Transcription of Protein-Coding Genes in Eukaryotes:
The Protein synthesis is very important because it is by the use of genetic information to synthesize proteins in which the genes in the DNA are expressed in the phenotype. Make sure you understand what actually proteins are and why they are so much important.
Protein synthesis included two big steps and various other smaller steps depending on the organism. The two big steps are known as translation and transcription. Transcription includes the synthesis of an RNA transcript using the cell's DNA as a template leading to mRNA (messenger RNA). In eukaryotic cells transcription happens in the nucleus. Once the messenger RNA is establish it then is transported to the cytoplasm where the information contained in the mRNA is translated into a sequence of amino acids making up a polypeptide.
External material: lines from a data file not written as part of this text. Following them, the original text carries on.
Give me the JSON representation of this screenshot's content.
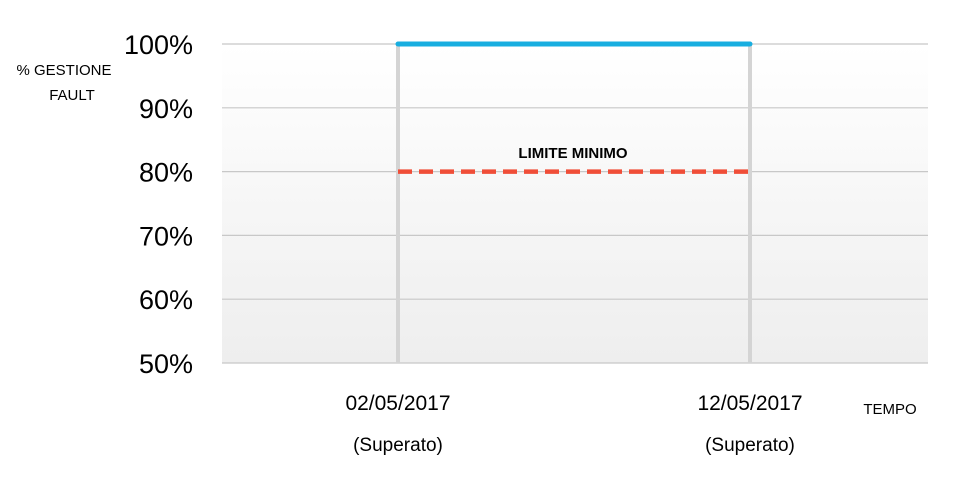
{
  "chart_data": {
    "type": "line",
    "ylabel": [
      "% GESTIONE",
      "FAULT"
    ],
    "xlabel": "TEMPO",
    "ylim": [
      50,
      100
    ],
    "yticks": [
      "100%",
      "90%",
      "80%",
      "70%",
      "60%",
      "50%"
    ],
    "categories": [
      "02/05/2017",
      "12/05/2017"
    ],
    "category_sublabels": [
      "(Superato)",
      "(Superato)"
    ],
    "series": [
      {
        "values": [
          100,
          100
        ],
        "color": "#18aee0",
        "style": "solid"
      },
      {
        "name": "LIMITE MINIMO",
        "values": [
          80,
          80
        ],
        "color": "#f04e38",
        "style": "dashed"
      }
    ],
    "annotations": [
      {
        "text": "LIMITE MINIMO"
      }
    ],
    "grid": true
  }
}
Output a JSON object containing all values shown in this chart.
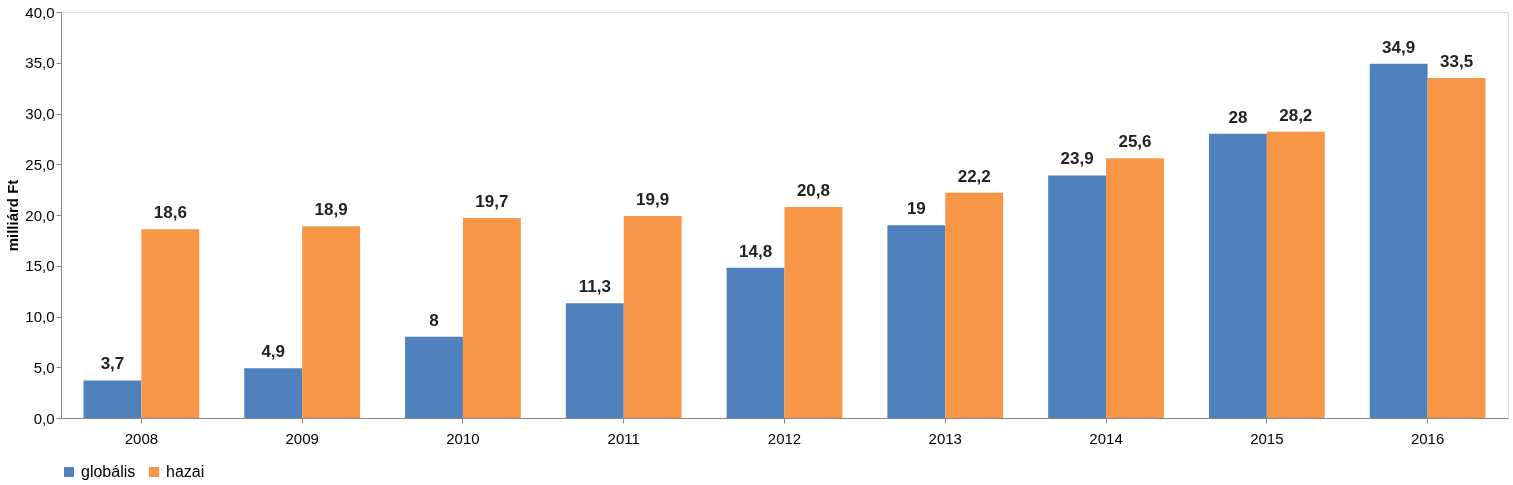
{
  "chart_data": {
    "type": "bar",
    "ylabel": "milliárd Ft",
    "categories": [
      "2008",
      "2009",
      "2010",
      "2011",
      "2012",
      "2013",
      "2014",
      "2015",
      "2016"
    ],
    "series": [
      {
        "name": "globális",
        "color": "#4f81bd",
        "values": [
          3.7,
          4.9,
          8,
          11.3,
          14.8,
          19,
          23.9,
          28,
          34.9
        ],
        "value_labels": [
          "3,7",
          "4,9",
          "8",
          "11,3",
          "14,8",
          "19",
          "23,9",
          "28",
          "34,9"
        ]
      },
      {
        "name": "hazai",
        "color": "#f79646",
        "values": [
          18.6,
          18.9,
          19.7,
          19.9,
          20.8,
          22.2,
          25.6,
          28.2,
          33.5
        ],
        "value_labels": [
          "18,6",
          "18,9",
          "19,7",
          "19,9",
          "20,8",
          "22,2",
          "25,6",
          "28,2",
          "33,5"
        ]
      }
    ],
    "ylim": [
      0,
      40
    ],
    "yticks": [
      {
        "value": 0,
        "label": "0,0"
      },
      {
        "value": 5,
        "label": "5,0"
      },
      {
        "value": 10,
        "label": "10,0"
      },
      {
        "value": 15,
        "label": "15,0"
      },
      {
        "value": 20,
        "label": "20,0"
      },
      {
        "value": 25,
        "label": "25,0"
      },
      {
        "value": 30,
        "label": "30,0"
      },
      {
        "value": 35,
        "label": "35,0"
      },
      {
        "value": 40,
        "label": "40,0"
      }
    ],
    "grid": false,
    "legend": "bottom"
  }
}
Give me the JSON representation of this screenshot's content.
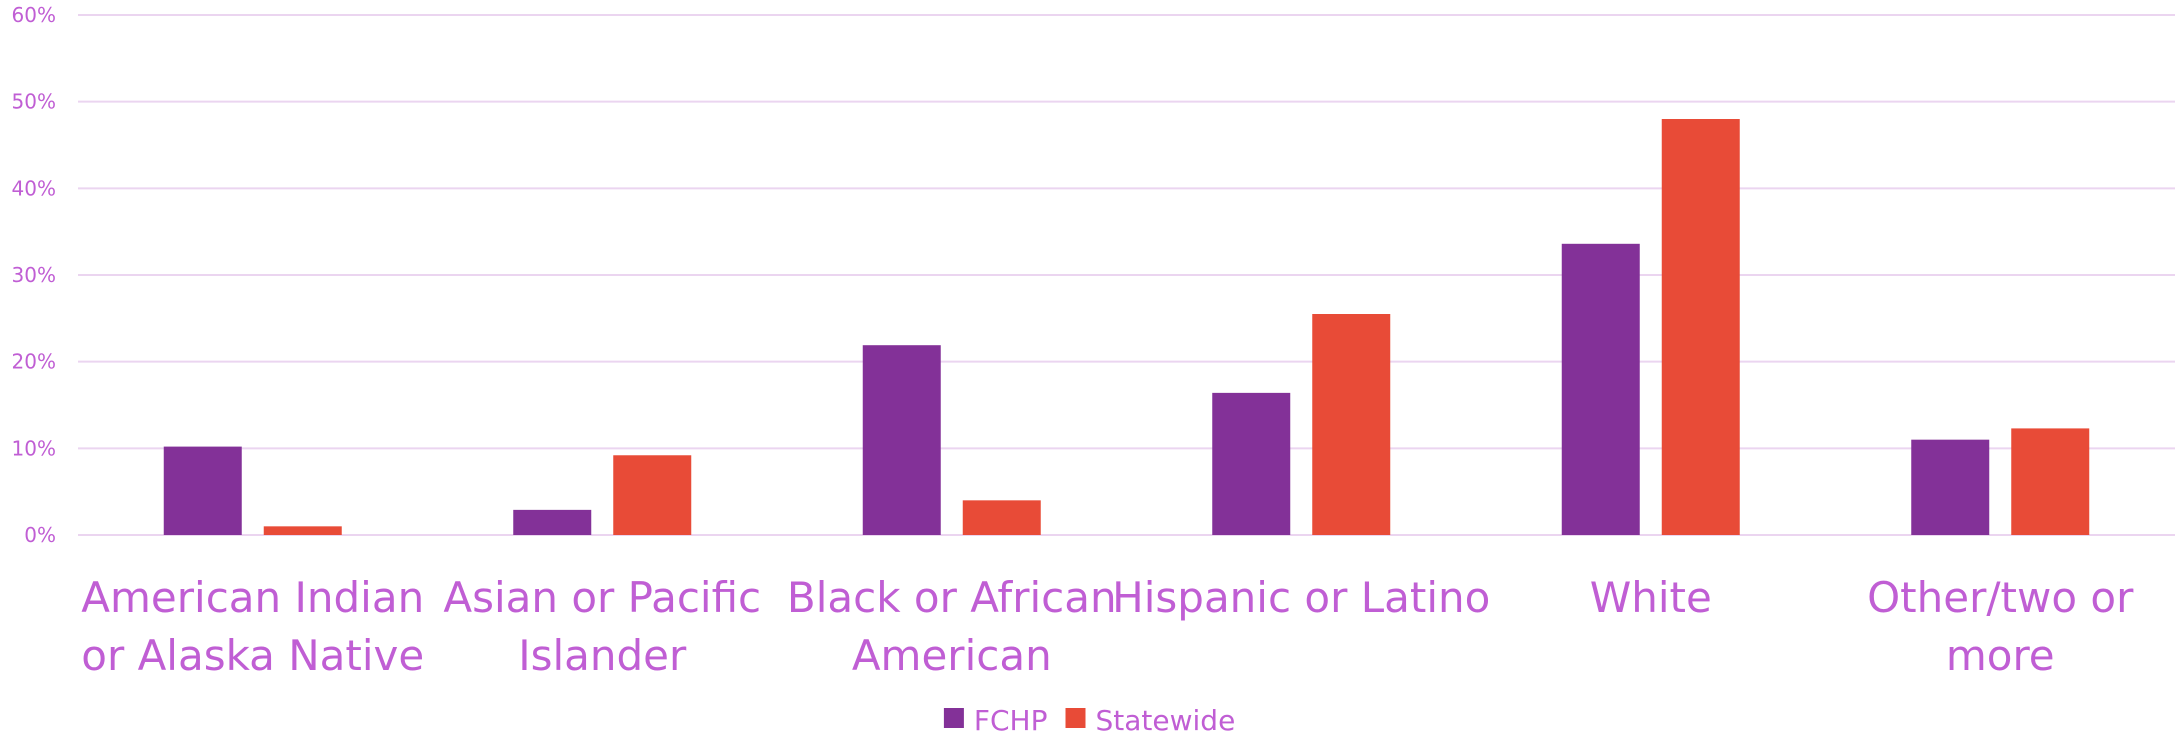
{
  "chart_data": {
    "type": "bar",
    "title": "",
    "xlabel": "",
    "ylabel": "",
    "ylim": [
      0,
      60
    ],
    "yticks": [
      0,
      10,
      20,
      30,
      40,
      50,
      60
    ],
    "ytick_labels": [
      "0%",
      "10%",
      "20%",
      "30%",
      "40%",
      "50%",
      "60%"
    ],
    "grid": true,
    "legend_position": "bottom",
    "categories": [
      [
        "American Indian",
        "or Alaska Native"
      ],
      [
        "Asian or Pacific",
        "Islander"
      ],
      [
        "Black or African",
        "American"
      ],
      [
        "Hispanic or Latino"
      ],
      [
        "White"
      ],
      [
        "Other/two or",
        "more"
      ]
    ],
    "series": [
      {
        "name": "FCHP",
        "color": "#833198",
        "values": [
          10.2,
          2.9,
          21.9,
          16.4,
          33.6,
          11.0
        ]
      },
      {
        "name": "Statewide",
        "color": "#E84B37",
        "values": [
          1.0,
          9.2,
          4.0,
          25.5,
          48.0,
          12.3
        ]
      }
    ],
    "colors": {
      "text": "#C05ED4",
      "grid": "#EBD5F0"
    }
  }
}
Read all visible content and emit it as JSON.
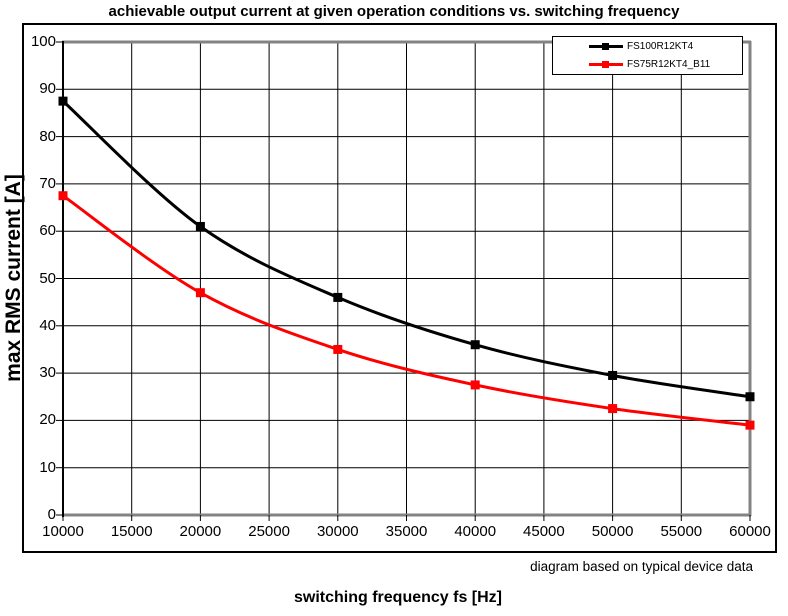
{
  "footer_note": "diagram based on typical device data",
  "chart_data": {
    "type": "line",
    "title": "achievable output current at given operation conditions vs. switching frequency",
    "xlabel": "switching frequency fs [Hz]",
    "ylabel": "max RMS current [A]",
    "x": [
      10000,
      20000,
      30000,
      40000,
      50000,
      60000
    ],
    "series": [
      {
        "name": "FS100R12KT4",
        "color": "#000000",
        "marker": "square",
        "values": [
          87.5,
          61,
          46,
          36,
          29.5,
          25
        ]
      },
      {
        "name": "FS75R12KT4_B11",
        "color": "#ff0000",
        "marker": "square",
        "values": [
          67.5,
          47,
          35,
          27.5,
          22.5,
          19
        ]
      }
    ],
    "xlim": [
      10000,
      60000
    ],
    "ylim": [
      0,
      100
    ],
    "x_ticks": [
      10000,
      15000,
      20000,
      25000,
      30000,
      35000,
      40000,
      45000,
      50000,
      55000,
      60000
    ],
    "y_ticks": [
      0,
      10,
      20,
      30,
      40,
      50,
      60,
      70,
      80,
      90,
      100
    ],
    "grid": true,
    "line_smooth": true,
    "legend_position": "top-right"
  },
  "styles": {
    "frame_color": "#848284",
    "grid_color": "#000000",
    "axis_color": "#000000"
  }
}
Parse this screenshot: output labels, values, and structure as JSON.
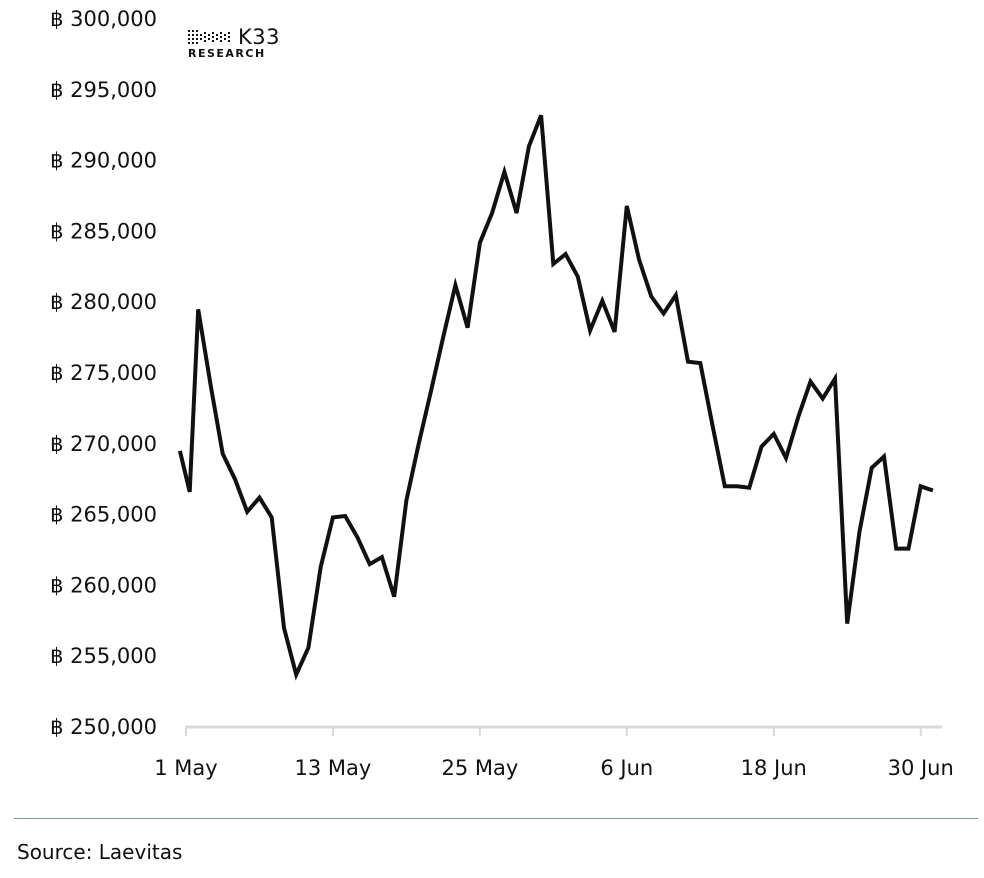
{
  "chart_data": {
    "type": "line",
    "x_tick_labels": [
      "1 May",
      "13 May",
      "25 May",
      "6 Jun",
      "18 Jun",
      "30 Jun"
    ],
    "x_tick_days": [
      0,
      12,
      24,
      36,
      48,
      60
    ],
    "y_tick_labels": [
      "฿ 250,000",
      "฿ 255,000",
      "฿ 260,000",
      "฿ 265,000",
      "฿ 270,000",
      "฿ 275,000",
      "฿ 280,000",
      "฿ 285,000",
      "฿ 290,000",
      "฿ 295,000",
      "฿ 300,000"
    ],
    "ylim": [
      250000,
      300000
    ],
    "grid": false,
    "series": [
      {
        "x": [
          "2024-05-01",
          "2024-05-01",
          "2024-05-02",
          "2024-05-03",
          "2024-05-04",
          "2024-05-05",
          "2024-05-06",
          "2024-05-07",
          "2024-05-08",
          "2024-05-09",
          "2024-05-10",
          "2024-05-11",
          "2024-05-12",
          "2024-05-13",
          "2024-05-14",
          "2024-05-15",
          "2024-05-16",
          "2024-05-17",
          "2024-05-18",
          "2024-05-19",
          "2024-05-20",
          "2024-05-21",
          "2024-05-22",
          "2024-05-23",
          "2024-05-24",
          "2024-05-25",
          "2024-05-26",
          "2024-05-27",
          "2024-05-28",
          "2024-05-29",
          "2024-05-30",
          "2024-05-31",
          "2024-06-01",
          "2024-06-02",
          "2024-06-03",
          "2024-06-04",
          "2024-06-05",
          "2024-06-06",
          "2024-06-07",
          "2024-06-08",
          "2024-06-09",
          "2024-06-10",
          "2024-06-11",
          "2024-06-12",
          "2024-06-13",
          "2024-06-14",
          "2024-06-15",
          "2024-06-16",
          "2024-06-17",
          "2024-06-18",
          "2024-06-19",
          "2024-06-20",
          "2024-06-21",
          "2024-06-22",
          "2024-06-23",
          "2024-06-24",
          "2024-06-25",
          "2024-06-26",
          "2024-06-27",
          "2024-06-28",
          "2024-06-29",
          "2024-06-30",
          "2024-07-01"
        ],
        "y": [
          269500,
          266600,
          279500,
          274200,
          269300,
          267500,
          265200,
          266200,
          264800,
          257000,
          253700,
          255600,
          261300,
          264800,
          264900,
          263400,
          261500,
          262000,
          259200,
          266000,
          270000,
          273700,
          277500,
          281200,
          278200,
          284200,
          286300,
          289200,
          286300,
          291000,
          293200,
          282700,
          283400,
          281800,
          278000,
          280100,
          277900,
          286800,
          283000,
          280400,
          279200,
          280500,
          275800,
          275700,
          271300,
          267000,
          267000,
          266900,
          269800,
          270700,
          269000,
          271900,
          274400,
          273200,
          274600,
          257300,
          263800,
          268300,
          269100,
          262600,
          262600,
          267000,
          266700
        ]
      }
    ],
    "source_note": "Source: Laevitas",
    "logo_text": "K33",
    "logo_subtext": "RESEARCH",
    "line_color": "#111111",
    "axis_color": "#d9d9d9"
  }
}
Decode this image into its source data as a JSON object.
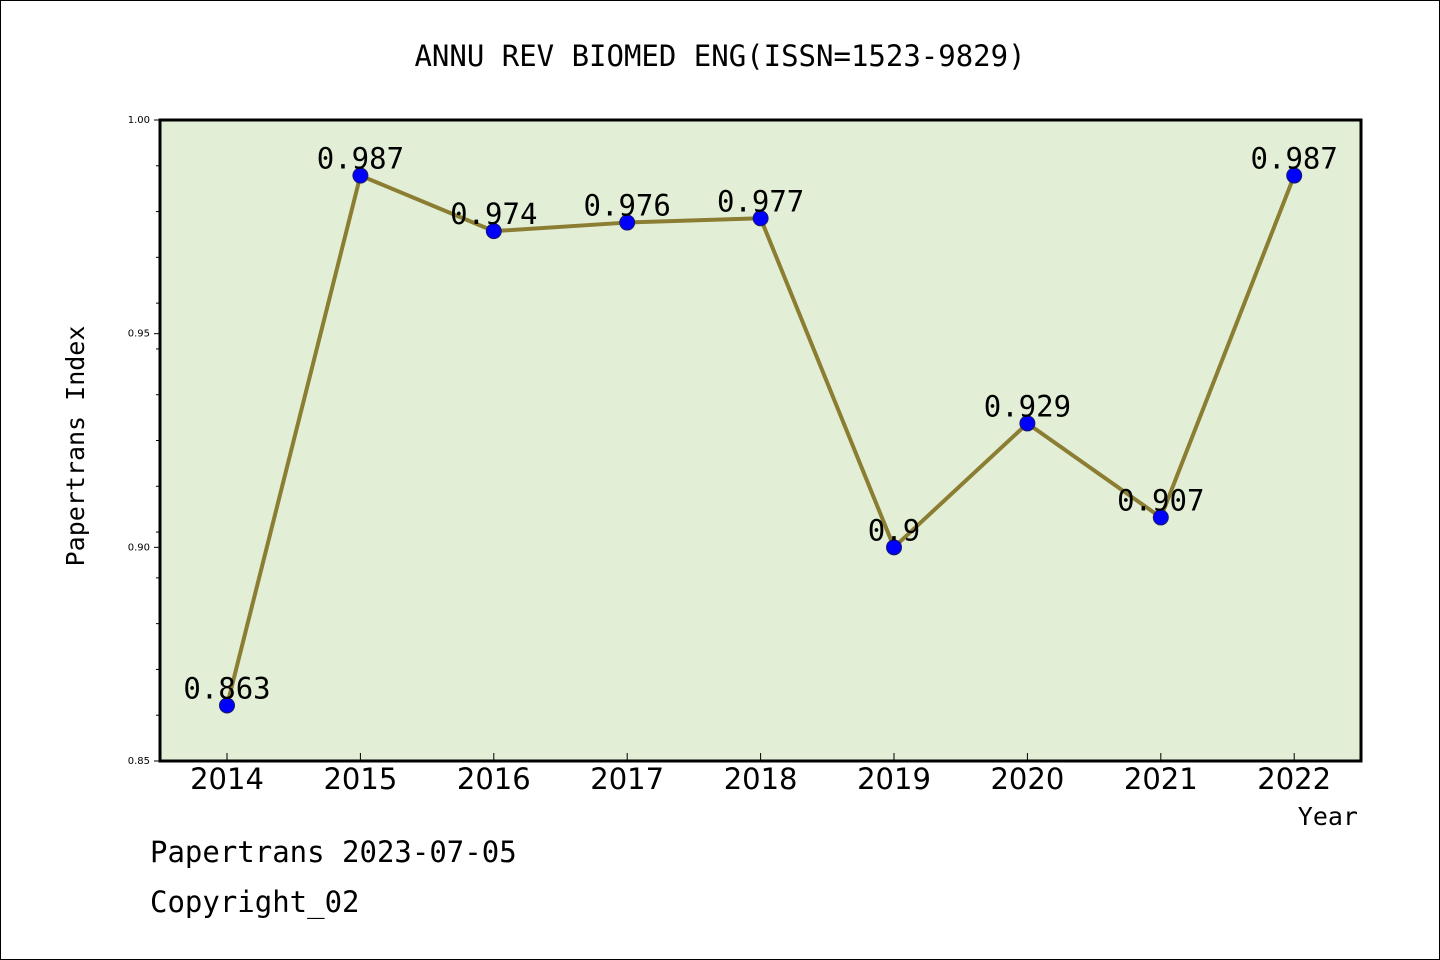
{
  "chart_data": {
    "type": "line",
    "title": "ANNU REV BIOMED ENG(ISSN=1523-9829)",
    "xlabel": "Year",
    "ylabel": "Papertrans Index",
    "categories": [
      "2014",
      "2015",
      "2016",
      "2017",
      "2018",
      "2019",
      "2020",
      "2021",
      "2022"
    ],
    "values": [
      0.863,
      0.987,
      0.974,
      0.976,
      0.977,
      0.9,
      0.929,
      0.907,
      0.987
    ],
    "data_labels": [
      "0.863",
      "0.987",
      "0.974",
      "0.976",
      "0.977",
      "0.9",
      "0.929",
      "0.907",
      "0.987"
    ],
    "ylim": [
      0.85,
      1.0
    ],
    "yticks": [
      "0.85",
      "0.90",
      "0.95",
      "1.00"
    ],
    "grid": false,
    "colors": {
      "plot_background": "#e2efd6",
      "line": "#8b7d32",
      "marker": "#0000ff"
    }
  },
  "footer": {
    "line1": "Papertrans 2023-07-05",
    "line2": "Copyright_02"
  }
}
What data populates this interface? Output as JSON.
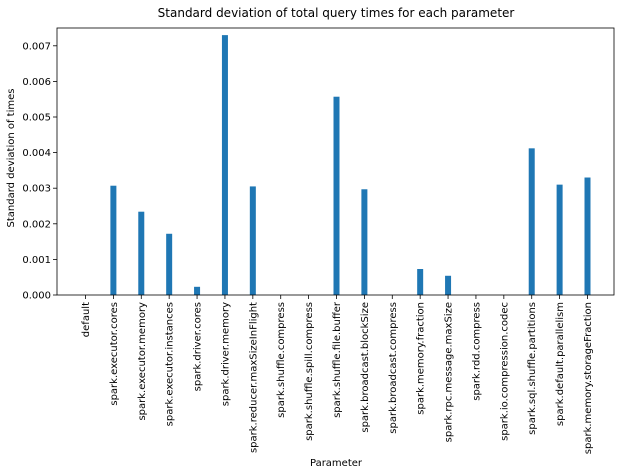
{
  "chart_data": {
    "type": "bar",
    "title": "Standard deviation of total query times for each parameter",
    "xlabel": "Parameter",
    "ylabel": "Standard deviation of times",
    "ylim": [
      0,
      0.0075
    ],
    "yticks": [
      "0.000",
      "0.001",
      "0.002",
      "0.003",
      "0.004",
      "0.005",
      "0.006",
      "0.007"
    ],
    "grid": false,
    "bar_color": "#1f77b4",
    "categories": [
      "default",
      "spark.executor.cores",
      "spark.executor.memory",
      "spark.executor.instances",
      "spark.driver.cores",
      "spark.driver.memory",
      "spark.reducer.maxSizeInFlight",
      "spark.shuffle.compress",
      "spark.shuffle.spill.compress",
      "spark.shuffle.file.buffer",
      "spark.broadcast.blockSize",
      "spark.broadcast.compress",
      "spark.memory.fraction",
      "spark.rpc.message.maxSize",
      "spark.rdd.compress",
      "spark.io.compression.codec",
      "spark.sql.shuffle.partitions",
      "spark.default.parallelism",
      "spark.memory.storageFraction"
    ],
    "values": [
      0.0,
      0.00307,
      0.00234,
      0.00172,
      0.00023,
      0.0073,
      0.00305,
      0.0,
      0.0,
      0.00557,
      0.00297,
      0.0,
      0.00073,
      0.00054,
      0.0,
      0.0,
      0.00412,
      0.0031,
      0.0033
    ]
  }
}
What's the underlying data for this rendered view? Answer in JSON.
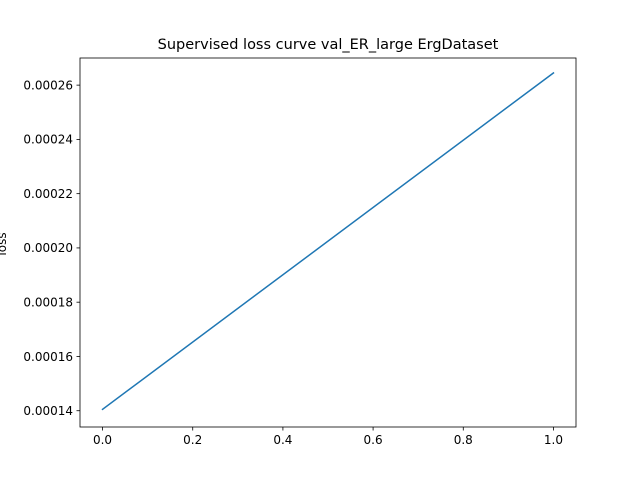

The previous decade has seen an explosive raise in information about regulation of eukaryotic gene transcription, particularly for protein-coding genes. The most remarkable advances in our knowledge of transcriptional regulation include the chromatin template, the huge complexes recruited through transcriptional activators which regulate chromatin structure and the transcription apparatus and the holoenzyme forms of RNA polymerase II included in elongation and initiation, and the mechanisms which link mRNA processing with its synthesis. We define here the main advances in these fields, with particular emphasis on the modular complexes associated with RNA polymerase II which are targeted through activators and other regulators of mRNA biosynthesis.